To Test or Not to Test


A woman is found unconscious without pants or underwear. She is intubated and brought to the ED, where a physical exam suggests she has been sexually assaulted.

She is without identification and family cannot be located. She lacks decision-making capacity because she is unconscious. Conducting a rape kit exam without consent raises legal and ethical concerns. But failure to use a rape kit in a timely manner may render evidence impossible to collect or unreliable in court. Is it ethical to conduct a rape kit exam on this patient without her consent?

A sexual assault forensic exam, sometimes called a “rape kit,” preserves DNA as well as other physical evidence. It may include a full body examination, including internal examinations of body orifices.

To be viable, DNA evidence needs to be collected within 72 hours, but survivors may decide to report a sexual assault immediately or at a later time.

Rape kits increase the likelihood of prosecution and also provide medical care for injuries, sexually transmitted diseases, and emergency contraception.

What are the reasons we would not perform the forensic exam?

The primary reason not to conduct the exam is the value of autonomy (right to self-determination), which means patients must consent to receiving medical care.

The need for consent can be waived in urgent, life-threatening situations, but a forensic exam is not medically necessary or life-saving.

Another consideration is that just 31 of every 100 sexual assaults are reported to police, per Bureau of Justice statistics. Of those that are reported, most will not result in an arrest.

If, like the majority of survivors, this patient chooses not to report her assault, performing the exam might be a second non-consensual invasion of her body, as well as an unnecessary collection of evidence. This runs counter to the dictate “do no harm.”

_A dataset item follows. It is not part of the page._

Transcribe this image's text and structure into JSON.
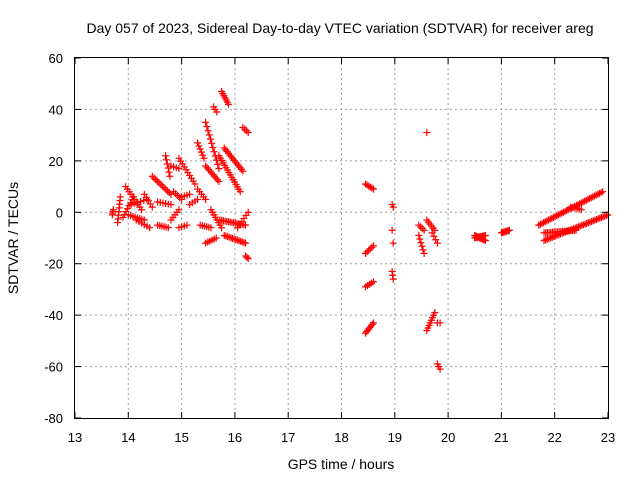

Michael Arenson has a master’s in bioethics from Emory and is a current medical student. “You Be the Ethicist” is based on real Emory cases, with some details changed to protect patient identity.

What are the reasons we would perform a forensic exam?

Doing so might provide the patient the option of pursuing legal action later.

The patient is currently unconscious and thus, unable to make an immediate decision about reporting the assault to law enforcement.

Would it be fair for her temporary loss of capacity to permanently eliminate this option? Performing the exam would in this situation seem to be in line with our ethical value of justice (each patient being offered commensurate care).

Ultimately, the ethics committee and the medical team decided to delay the forensic exam to allow as much time as possible to find a relative or surrogate who could advocate for the patient’s wishes.

If a surrogate could not be found or legally appointed within the 72-hour window, they agreed that a forensic exam should be performed before this critical time period ends.

This allows the patient the ability to make a decision about legal action if or when she is ready.